By going in for a temporary victory on this thin ground, the BJP leaders have now become mere spectators with a sheepish look to boot, as law does catch up even in India where it moves at an excruciatingly slow pace.
Worse is the BJP leaders' predicament as both Yeddyurappa and Reddy are now telling them it is payback time.
Within a day of Yeddyurappa coming out of jail Nov 8 on bail in corruption cases, his supporters mounted pressure on the party central leadership to make him the state unit chief.
Reddy has taken on the BJP in his battle to continue to run the "Republic of Bellary" the way he and his loyalists want - having civil and police officials of their choice and closing rules books and throwing laws to the dustbin.
Unlike Yeddyurappa, Reddy is orchestrating the battle from his cell in Hyderabad where he has been lodged since Sep 5.
He has fielded his associate and former health minister B. Sriramulu as an independent candidate in the Nov 30 by-poll to the Bellary Rural seat in the assembly. Sriramulu quit the BJP Nov 9.
Sriramulu won the seat in the May 2008 polls but quit in August as he was not taken in the D.V. Sadananda Gowda cabinet that succeeded Yeddyurappa's ministry.
Reddy had made Sriramulu quit the assembly with a grand plan to give the BJP nightmares by floating a party. But to his misfortune, law caught up with him as he was arrested by the Central Bureau of Investigation.
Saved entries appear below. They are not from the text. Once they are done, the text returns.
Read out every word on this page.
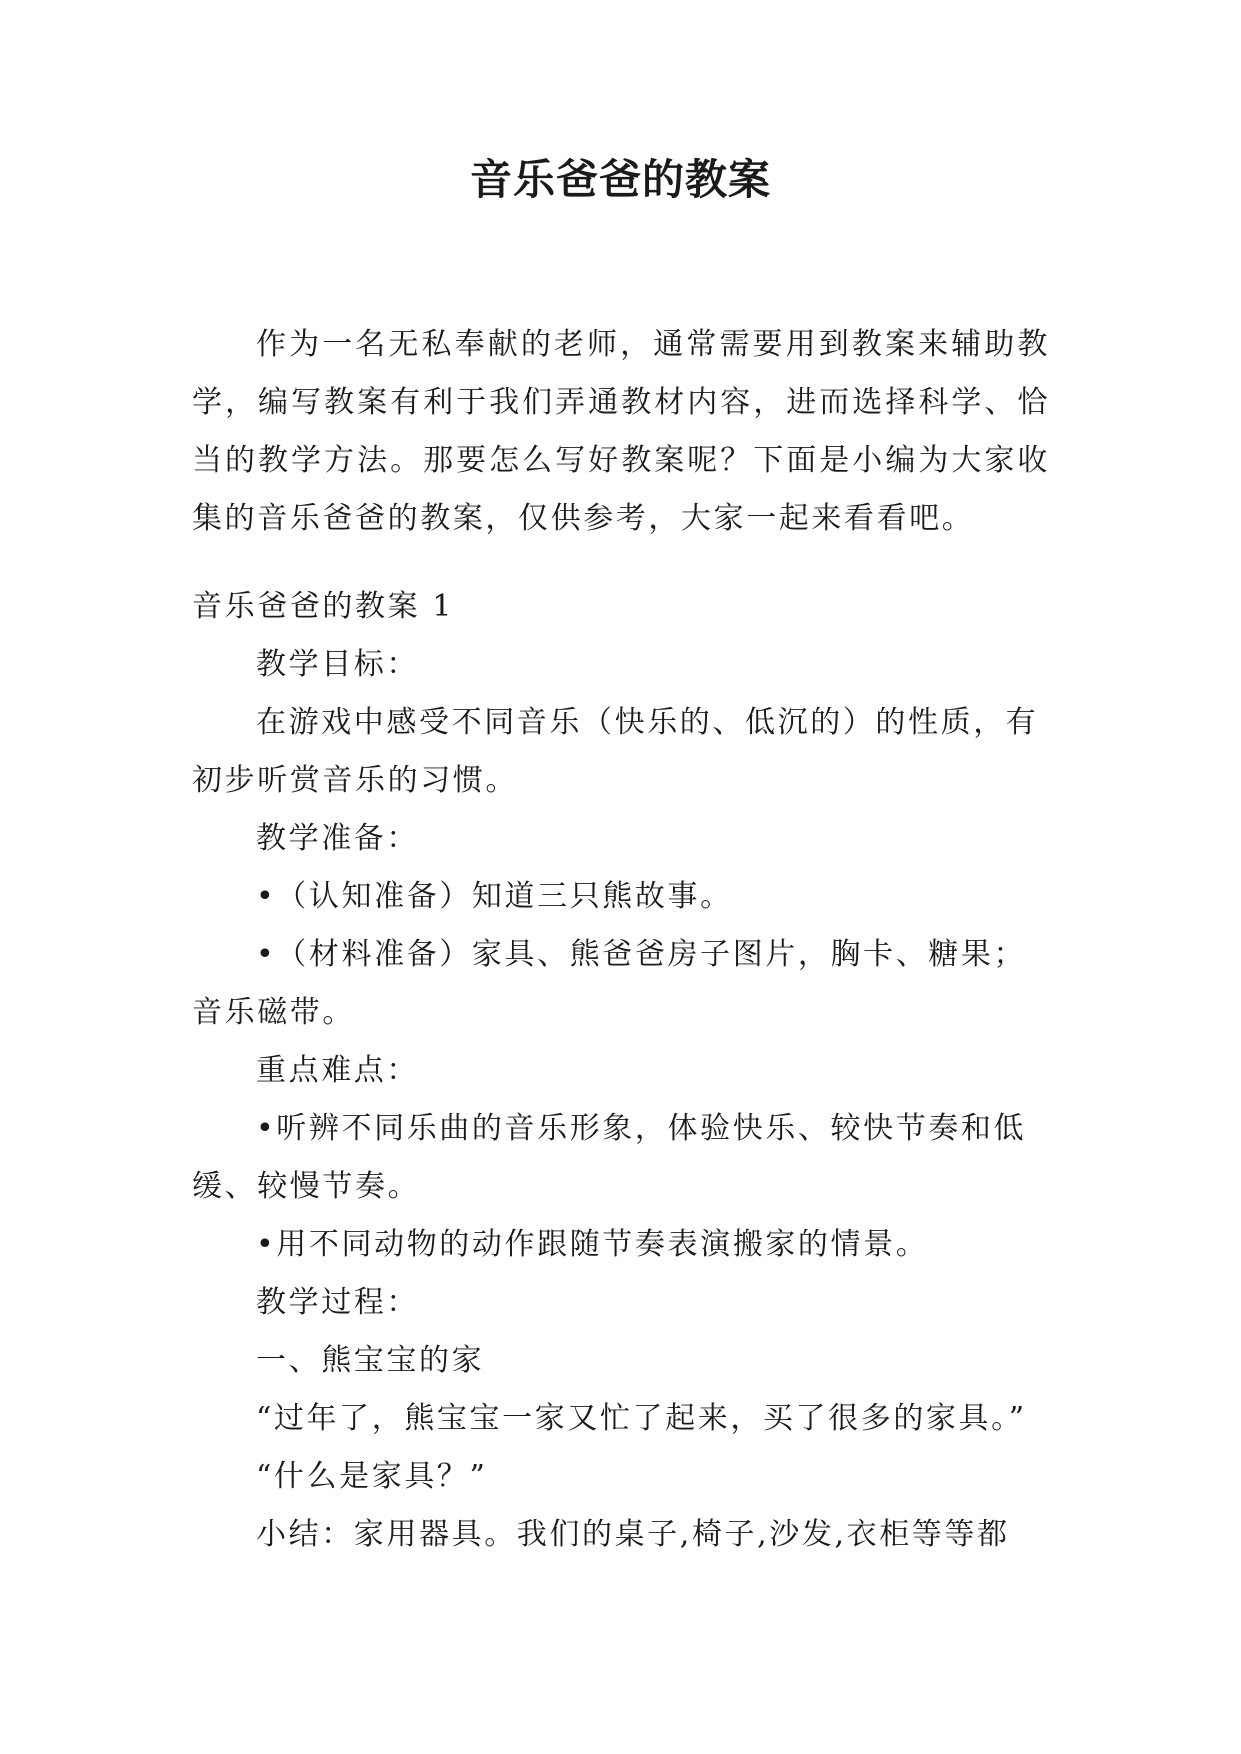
音乐爸爸的教案

作为一名无私奉献的老师，通常需要用到教案来辅助教学，编写教案有利于我们弄通教材内容，进而选择科学、恰当的教学方法。那要怎么写好教案呢？下面是小编为大家收集的音乐爸爸的教案，仅供参考，大家一起来看看吧。

音乐爸爸的教案 1

教学目标：

在游戏中感受不同音乐（快乐的、低沉的）的性质，有初步听赏音乐的习惯。

教学准备：

•（认知准备）知道三只熊故事。

•（材料准备）家具、熊爸爸房子图片，胸卡、糖果；音乐磁带。

重点难点：

•听辨不同乐曲的音乐形象，体验快乐、较快节奏和低缓、较慢节奏。

•用不同动物的动作跟随节奏表演搬家的情景。

教学过程：

一、熊宝宝的家

“过年了，熊宝宝一家又忙了起来，买了很多的家具。”

“什么是家具？”

小结：家用器具。我们的桌子,椅子,沙发,衣柜等等都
The BJP has fielded a novice Gadi Linngappa against Sriramulu in the hope of showing to everybody that party is above individuals.
The BJP's downhill journey of first appeasing its state satraps and then trying to battle them for supremacy is unlikely to end soon as the assembly elections are due in about 18 months.
An early election is not ruled out if Sriramulu wins the by-poll, results of which will be out Dec 4.
Two BJP Lok Sabha members, one of whom is Sriramulu's sister, and about a dozen state BJP lawmakers from Bellary and neighbouring districts will campaign for his victory. They have dared the BJP to take action against them, knowing fully well that expelling them will bring down the government.
The party's state leadership is trying to woo them as it just cannot discipline them, a pitiable condition for a party that still goes around claiming to be the most disciplined outfit among the myriad parties.
Karnataka, which the BJP touted as its 'gateway to rule south India', seems set to show to the party and all others that the cost of valuing legality higher than morality is an unending tale of compromises.
The irony is that this higher goal may be achieved by the state when more than half of it - 99 taluks or revenue subdivisions out of 176 taluks - is hit by drought.